Analytical modeling of the virtual sound insulation measurement suite and research on sound insulation test methods

With the development of modern industrial technology, it is an essential problem to calculate the noise reduction performance of the flexible partition walls. The sound insulation measurement model is modeled by the Spectral geometry method (SGM). Compared with the traditional ones, it is a method with higher calculation accuracy and faster convergence speed. The displacement of the panel and the sound pressure field inside the rooms are expressed as Fourier series with additional items. In order to simulate the real measurement environment, the sound source room and the receiving room are set as a reverberation chamber and an anechoic chamber with impedance boundaries, respectively.
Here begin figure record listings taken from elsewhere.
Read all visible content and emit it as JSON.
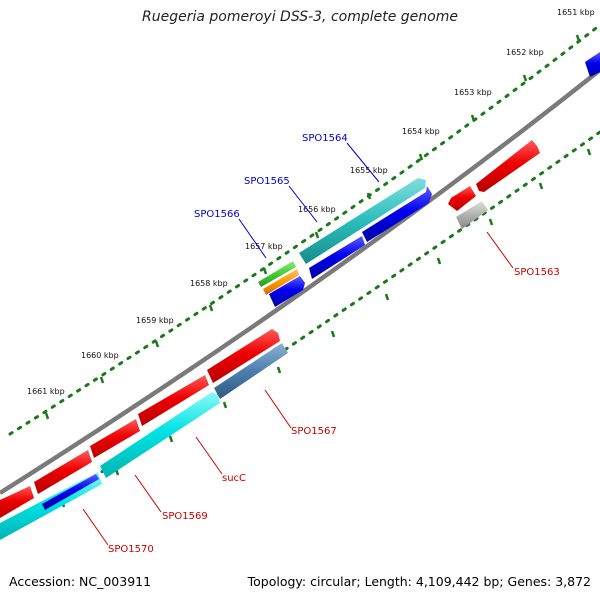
{
  "title": "Ruegeria pomeroyi DSS-3, complete genome",
  "footer": {
    "accession": "Accession: NC_003911",
    "summary": "Topology: circular; Length: 4,109,442 bp; Genes: 3,872"
  },
  "ruler_labels": [
    "1651 kbp",
    "1652 kbp",
    "1653 kbp",
    "1654 kbp",
    "1655 kbp",
    "1656 kbp",
    "1657 kbp",
    "1658 kbp",
    "1659 kbp",
    "1660 kbp",
    "1661 kbp"
  ],
  "gene_labels": {
    "forward": [
      "SPO1564",
      "SPO1565",
      "SPO1566"
    ],
    "reverse": [
      "SPO1563",
      "SPO1567",
      "sucC",
      "SPO1569",
      "SPO1570"
    ]
  },
  "colors": {
    "backbone": "#7a7a7a",
    "ruler_tick": "#1a7a1a",
    "forward_label": "#0000cc",
    "reverse_label": "#cc0000",
    "cds_red": "#ee0000",
    "cds_blue": "#0000ee",
    "cds_cyan": "#00dddd",
    "cds_teal": "#2cbcbc",
    "cds_steel": "#4d7fae",
    "cds_grey": "#b0b0b0",
    "cds_green": "#44cc33",
    "cds_orange": "#ff9900"
  }
}
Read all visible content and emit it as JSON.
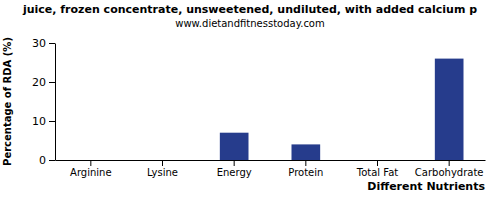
{
  "chart_data": {
    "type": "bar",
    "title": "juice, frozen concentrate, unsweetened, undiluted, with added calcium p",
    "subtitle": "www.dietandfitnesstoday.com",
    "x_label": "Different Nutrients",
    "y_label": "Percentage of RDA (%)",
    "categories": [
      "Arginine",
      "Lysine",
      "Energy",
      "Protein",
      "Total Fat",
      "Carbohydrate"
    ],
    "values": [
      0,
      0,
      7,
      4,
      0,
      26
    ],
    "color": "#263c8c",
    "ylim": [
      0,
      30
    ],
    "yticks": [
      0,
      10,
      20,
      30
    ],
    "grid": false
  }
}
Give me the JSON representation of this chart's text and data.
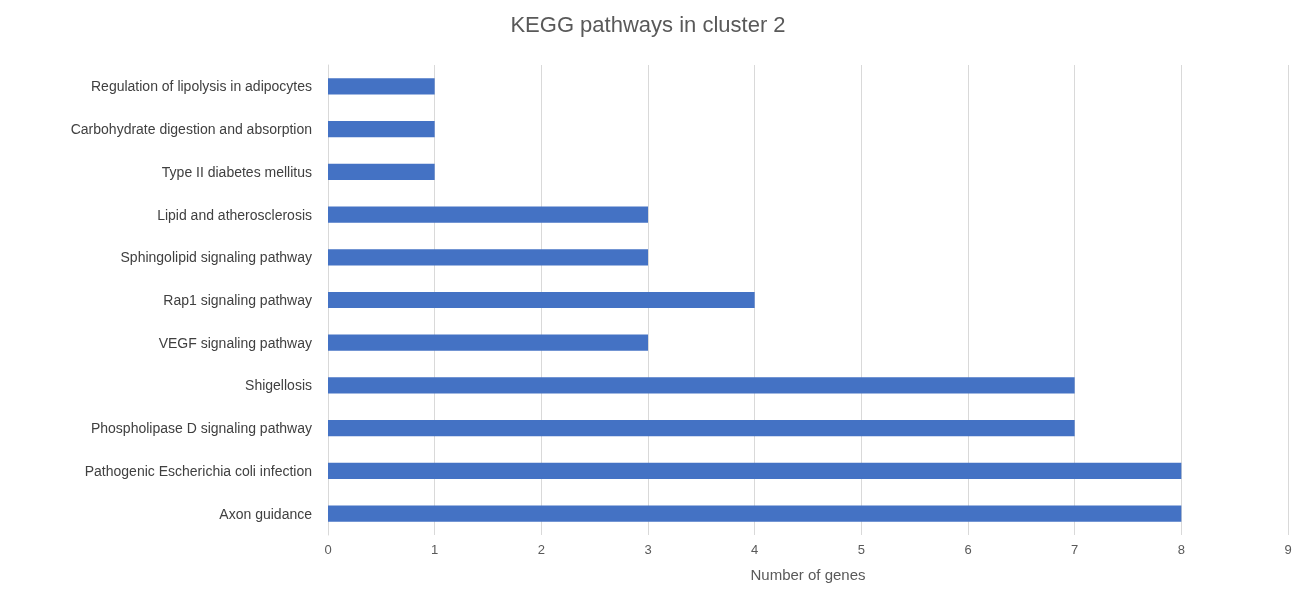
{
  "chart_data": {
    "type": "bar",
    "orientation": "horizontal",
    "title": "KEGG pathways in cluster 2",
    "xlabel": "Number of genes",
    "categories": [
      "Regulation of lipolysis in adipocytes",
      "Carbohydrate digestion and absorption",
      "Type II diabetes mellitus",
      "Lipid and atherosclerosis",
      "Sphingolipid signaling pathway",
      "Rap1 signaling pathway",
      "VEGF signaling pathway",
      "Shigellosis",
      "Phospholipase D signaling pathway",
      "Pathogenic Escherichia coli infection",
      "Axon guidance"
    ],
    "values": [
      1,
      1,
      1,
      3,
      3,
      4,
      3,
      7,
      7,
      8,
      8
    ],
    "color": "#4472c4",
    "xlim": [
      0,
      9
    ],
    "xticks": [
      0,
      1,
      2,
      3,
      4,
      5,
      6,
      7,
      8,
      9
    ],
    "grid": "x"
  }
}
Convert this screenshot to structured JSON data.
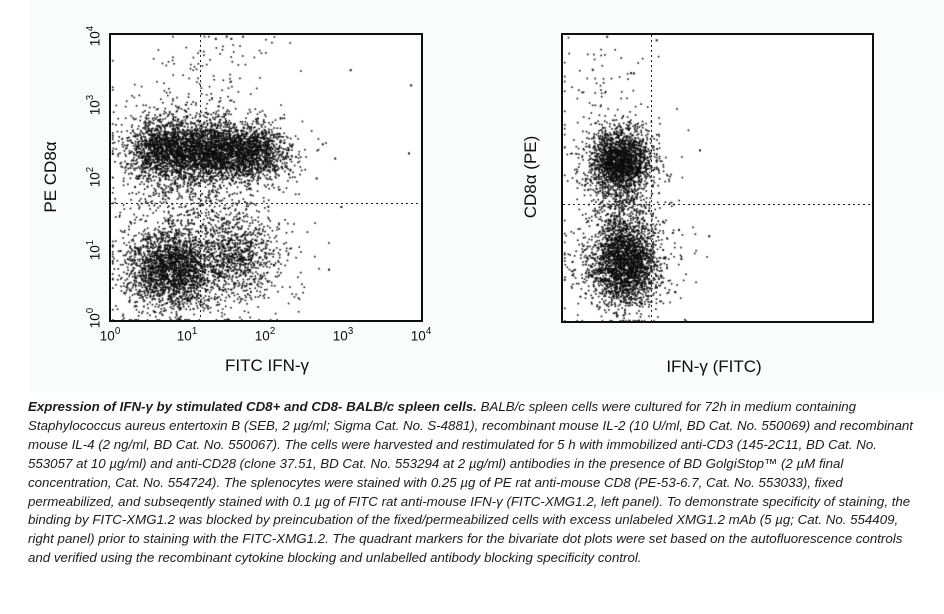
{
  "chart_data": [
    {
      "id": "left-panel",
      "type": "scatter",
      "title": "",
      "xlabel": "FITC IFN-γ",
      "ylabel": "PE CD8α",
      "x_scale": "log10",
      "y_scale": "log10",
      "x_range": [
        1,
        10000
      ],
      "y_range": [
        1,
        10000
      ],
      "tick_base": "10",
      "x_tick_exponents": [
        "0",
        "1",
        "2",
        "3",
        "4"
      ],
      "y_tick_exponents": [
        "4",
        "3",
        "2",
        "1",
        "0"
      ],
      "grid": "off",
      "quadrant": {
        "x_frac": 0.287,
        "y_frac": 0.412,
        "x_value_approx": "~14 (10^1.15) FITC IFN-γ",
        "y_value_approx": "~45 (10^1.65) PE CD8α"
      },
      "populations": "CD8+ band (upper) spans IFN-γ- and IFN-γ+ quadrants; CD8- cluster (lower) mostly IFN-γ-/dim with a moderate IFN-γ+ tail",
      "clusters": [
        {
          "n": 1400,
          "x": 0.17,
          "y": 0.6,
          "sx": 0.06,
          "sy": 0.055
        },
        {
          "n": 1600,
          "x": 0.32,
          "y": 0.595,
          "sx": 0.07,
          "sy": 0.05
        },
        {
          "n": 1100,
          "x": 0.46,
          "y": 0.59,
          "sx": 0.06,
          "sy": 0.05
        },
        {
          "n": 500,
          "x": 0.3,
          "y": 0.6,
          "sx": 0.14,
          "sy": 0.09
        },
        {
          "n": 2000,
          "x": 0.19,
          "y": 0.18,
          "sx": 0.07,
          "sy": 0.07
        },
        {
          "n": 800,
          "x": 0.4,
          "y": 0.24,
          "sx": 0.075,
          "sy": 0.075
        },
        {
          "n": 500,
          "x": 0.28,
          "y": 0.18,
          "sx": 0.13,
          "sy": 0.1
        },
        {
          "n": 350,
          "x": 0.27,
          "y": 0.44,
          "sx": 0.11,
          "sy": 0.07
        },
        {
          "n": 90,
          "x": 0.32,
          "y": 0.8,
          "sx": 0.09,
          "sy": 0.09
        },
        {
          "n": 30,
          "x": 0.33,
          "y": 0.95,
          "sx": 0.1,
          "sy": 0.04
        },
        {
          "n": 60,
          "x": 0.05,
          "y": 0.45,
          "sx": 0.04,
          "sy": 0.25
        }
      ],
      "strays": [
        [
          0.965,
          0.827
        ],
        [
          0.958,
          0.588
        ],
        [
          0.77,
          0.88
        ],
        [
          0.7,
          0.18
        ],
        [
          0.74,
          0.4
        ],
        [
          0.68,
          0.62
        ],
        [
          0.72,
          0.57
        ],
        [
          0.66,
          0.5
        ],
        [
          0.37,
          0.998
        ],
        [
          0.385,
          0.99
        ],
        [
          0.335,
          0.99
        ]
      ]
    },
    {
      "id": "right-panel",
      "type": "scatter",
      "title": "",
      "xlabel": "IFN-γ (FITC)",
      "ylabel": "CD8α (PE)",
      "x_scale": "log10",
      "y_scale": "log10",
      "x_tick_exponents": [],
      "y_tick_exponents": [],
      "grid": "off",
      "quadrant": {
        "x_frac": 0.285,
        "y_frac": 0.41
      },
      "populations": "Blocking control: CD8+ (upper) and CD8- (lower) populations both confined left of the IFN-γ quadrant marker (staining blocked by unlabeled XMG1.2)",
      "clusters": [
        {
          "n": 1900,
          "x": 0.185,
          "y": 0.565,
          "sx": 0.048,
          "sy": 0.055
        },
        {
          "n": 250,
          "x": 0.18,
          "y": 0.56,
          "sx": 0.09,
          "sy": 0.09
        },
        {
          "n": 2400,
          "x": 0.2,
          "y": 0.21,
          "sx": 0.055,
          "sy": 0.075
        },
        {
          "n": 300,
          "x": 0.19,
          "y": 0.2,
          "sx": 0.1,
          "sy": 0.11
        },
        {
          "n": 250,
          "x": 0.19,
          "y": 0.41,
          "sx": 0.06,
          "sy": 0.05
        },
        {
          "n": 55,
          "x": 0.14,
          "y": 0.85,
          "sx": 0.07,
          "sy": 0.08
        }
      ],
      "strays": [
        [
          0.44,
          0.6
        ],
        [
          0.38,
          0.22
        ],
        [
          0.36,
          0.105
        ],
        [
          0.3,
          0.985
        ],
        [
          0.47,
          0.3
        ]
      ]
    }
  ],
  "caption": {
    "title": "Expression of IFN-γ by stimulated CD8+ and CD8- BALB/c spleen cells.",
    "body": "BALB/c spleen cells were cultured for 72h in medium containing Staphylococcus aureus entertoxin B (SEB, 2 µg/ml; Sigma Cat. No. S-4881), recombinant mouse IL-2 (10 U/ml, BD Cat. No. 550069) and recombinant mouse IL-4 (2 ng/ml, BD Cat. No. 550067). The cells were harvested and restimulated for 5 h with immobilized anti-CD3 (145-2C11, BD Cat. No. 553057 at 10 µg/ml) and anti-CD28 (clone 37.51, BD Cat. No. 553294 at 2 µg/ml) antibodies in the presence of BD GolgiStop™ (2 µM final concentration, Cat. No. 554724). The splenocytes were stained with 0.25 µg of PE rat anti-mouse CD8 (PE-53-6.7, Cat. No. 553033), fixed permeabilized, and subseqently stained with 0.1 µg of FITC rat anti-mouse IFN-γ (FITC-XMG1.2, left panel). To demonstrate specificity of staining, the binding by FITC-XMG1.2 was blocked by preincubation of the fixed/permeabilized cells with excess unlabeled XMG1.2 mAb (5 µg; Cat. No. 554409, right panel) prior to staining with the FITC-XMG1.2. The quadrant markers for the bivariate dot plots were set based on the autofluorescence controls and verified using the recombinant cytokine blocking and unlabelled antibody blocking specificity control."
  }
}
The coupling relationship is established by the Hamilton's principle. Then the natural frequencies and the sound pressure level are compared with those derived by the finite element method (FEM). The results show that the analytical method has good accuracy and convergence. Moreover, the sound transmission loss (STL) of the partition could be obtained by the sound pressure method. Considering there is no accurate method for measuring the STL, this paper studies some factors affecting the sound insulation performance of the model by the parametric analysis method, such as the thickness of the panel, the length of the receiving room, the impedance of the receiving room and the parameters of medium.

Automated summary

This study explores the factors affecting the noise reduction performance of flexible partition walls using the Spectral geometry method and parametric analysis. The results show that the proposed method provides a new and accurate approach for calculating the sound insulation performance.